…At a bend in the Rance River I see ancient stone buildings rising among the trees on the opposite bank. I reach them across another lovely stone bridge... arriving into a supernaturally pretty street, cobbled and lined with chests of pink geraniums and backed by venerable houses, their faded ruddy stone picked out by bright blue and red shutters.
The entrance to the priory appears on my right. In the courtyard a couple is sitting on a stone bench, relaxing in the evening sun, she in pink and he in blue. They must be seventy-five, and somehow they look, well… complete. Instantly my mind strides a stone corridor of religious conviction… Presumably they have been visiting the abbey. Perhaps their faith gives them such a bond.
Turns out the abbey is locked, so I’ll need to return tomorrow morning on my way out of town. But I have a piece of luck: I can visit the castle. That stays open until seven. Actually the couple aren’t sunning themselves; they’re fussing, organising and reorganising kit.
I point myself in the direction of the castle – which stands above me on a mound of out of control greenery. There’s a naughty boy’s short-cut, a break in the fence, that gives onto a path snaking up through the trees. Eventually a modernist balustrade and boardwalk leads me to the west tower and entrance.

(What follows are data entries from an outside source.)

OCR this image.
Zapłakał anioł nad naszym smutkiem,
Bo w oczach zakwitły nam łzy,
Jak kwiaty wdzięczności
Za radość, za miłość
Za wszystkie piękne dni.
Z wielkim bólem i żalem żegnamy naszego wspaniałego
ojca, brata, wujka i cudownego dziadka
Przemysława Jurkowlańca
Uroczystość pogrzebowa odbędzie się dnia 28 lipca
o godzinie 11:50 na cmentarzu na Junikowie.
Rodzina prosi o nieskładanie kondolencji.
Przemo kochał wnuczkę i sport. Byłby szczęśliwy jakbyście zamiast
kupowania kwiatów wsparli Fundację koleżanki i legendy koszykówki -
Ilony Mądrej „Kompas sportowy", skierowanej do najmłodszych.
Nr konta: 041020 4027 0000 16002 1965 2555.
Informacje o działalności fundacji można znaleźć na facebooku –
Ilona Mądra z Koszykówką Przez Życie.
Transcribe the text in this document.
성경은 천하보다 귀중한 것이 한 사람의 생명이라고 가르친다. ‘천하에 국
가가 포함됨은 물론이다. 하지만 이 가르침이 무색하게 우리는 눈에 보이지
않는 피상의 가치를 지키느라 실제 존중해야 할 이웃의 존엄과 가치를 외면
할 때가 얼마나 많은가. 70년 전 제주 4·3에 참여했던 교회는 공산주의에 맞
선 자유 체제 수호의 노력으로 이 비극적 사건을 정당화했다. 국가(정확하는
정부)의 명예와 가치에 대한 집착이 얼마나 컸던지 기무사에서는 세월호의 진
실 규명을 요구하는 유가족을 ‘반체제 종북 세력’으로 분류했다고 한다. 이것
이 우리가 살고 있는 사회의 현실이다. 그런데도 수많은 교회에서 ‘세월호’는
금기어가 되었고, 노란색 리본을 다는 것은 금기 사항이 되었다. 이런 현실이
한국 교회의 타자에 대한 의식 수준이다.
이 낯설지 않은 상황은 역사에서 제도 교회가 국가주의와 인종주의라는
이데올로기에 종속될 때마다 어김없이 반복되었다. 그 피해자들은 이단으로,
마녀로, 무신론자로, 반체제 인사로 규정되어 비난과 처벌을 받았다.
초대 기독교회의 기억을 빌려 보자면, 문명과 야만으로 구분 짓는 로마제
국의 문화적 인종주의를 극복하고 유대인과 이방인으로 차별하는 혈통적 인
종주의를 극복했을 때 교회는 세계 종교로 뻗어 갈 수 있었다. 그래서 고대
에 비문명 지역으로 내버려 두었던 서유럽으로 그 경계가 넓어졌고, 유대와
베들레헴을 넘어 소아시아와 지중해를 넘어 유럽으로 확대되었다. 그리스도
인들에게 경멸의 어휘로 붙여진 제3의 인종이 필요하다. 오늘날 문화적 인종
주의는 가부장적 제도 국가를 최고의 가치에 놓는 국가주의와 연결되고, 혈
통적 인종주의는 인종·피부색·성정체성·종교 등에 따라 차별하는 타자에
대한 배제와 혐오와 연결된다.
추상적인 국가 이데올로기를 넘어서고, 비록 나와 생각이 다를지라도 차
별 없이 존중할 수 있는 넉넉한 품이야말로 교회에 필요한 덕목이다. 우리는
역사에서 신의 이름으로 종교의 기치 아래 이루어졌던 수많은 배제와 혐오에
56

Eeeek! My weird affection for random castles, which caught me by surprise a few days ago at Chambois, resurges. Old fortifications are no more than ordered piles of stone, I know this, but as I walk beneath the walls and pass through the gate of Lehon castle I feel an overwhelming and unaccountable and entirely illogical sense of connection, of ease with its solid, ancient presence, of longing and belonging. If I could, I would hug it.
I emerge onto a lawn. Well, it’s a stretch of grass, but to me it’s a stupendous sward. I look around in wonder: grassy ramparts and battlements punctuated by majestic stone towers, seven of them. Trees to line the lawn... I take my own moment in the sun, on the artillery rampart. And glory in its beauty, and its decidedly un-martial character. Opposite me a small group of school-children is lying around on the grass.
It’s confusing, this. Falling for a sandstone edifice?! I assumed that when I fell in love with the castle keep at Chambois, it was a result of the dehydration and exhaustion of cycling for scores of miles through the French countryside in the heat of summer with no company other than my own. But this time I am not the least drawn, and I am comparatively un-exerted.
Oh well, back to what we know. The young TE Lawrence mentions Lehon castle in passing in a letter of August 1906. He was far more interested in the abbey, but that’s for tomorrow.
“Lehon is very interesting; the ruins are of course very ruined, but the whole is instructive, as an example of a Norman Castle, without any later additions.”
The ruins seem to be in pretty good condition now, despite the overgrown flanks of the mound on which they sit. The towers have been repaired, and sign-boards stand dutifully to attention at tactical locations. I can read about the Artillery rampart from where I am sitting. They were reworked at the end of the Middle Ages, the battlements lowered so that cannon could be used. In fact there have been quite a few developments overall.
Lehon castle first appeared in the early 11th Century as protection for the town that had grown up around the abbey and to cover the ford over the River Rance, an important access point through Brittany. It was involved in a war between Henry I’s two sons and it was destroyed a century later in 1169 after a siege by Henry II Plantagenet. Then it was rebuilt by Roland, one of the Lords of Dinan, who made it the centre of administration for the region. In 1644 Louis XII gave it away to the abbey, whose prior promptly used its stones to rebuild the monastery. The castle was a little more cherished by the romantics apparently, inspiring artists and writers in the early 1800s. Certainly one unnamed Abbe effused about swords being turned to ploughshares –
“The old feudal giant is nothing more than a meagre skeleton and each winter carries off a fragment... Only the dew from heaven and the labourer’s sweat now water this earth which warfare once drenched in blood and tears…”
Gradually I regain some critical perspective. A theme is developing with these castles, I realise. Where they have not been turned into cultural institutions, they have become municipal parks, and the council is quite proud of its restoration. My ‘lawn’ is in fact mowed by the municipal tractor, I suspect. A man appears, walking his dog, and as I walk around the battlements, the small gathering of students stirs. I thought they might have been revising, but now their interchange sounds like the rehearsal for an end of term play.
I explore the towers, descending into the darkness of their lower sections, where there are just arrow slits, onto any walls I can find. I am not as adventurous as the young Ned Lawrence, it seems:
“We climbed all over the remains, and I got stuck on a tower, and had a 30 ft. climb down a wall. It was quite safe, and impressed Scroggs greatly – as did our “dejenuer” at the Grand Hotel de Europe in Dinan.”
There he is, teasing his mum again. And talking about Scroggs’ propensity for food, lots of it. On which, it’s probably time to fortify myself. I have no idea if the Grand Hotel de Europe still exists, but I shall find somewhere in Dinan I am sure.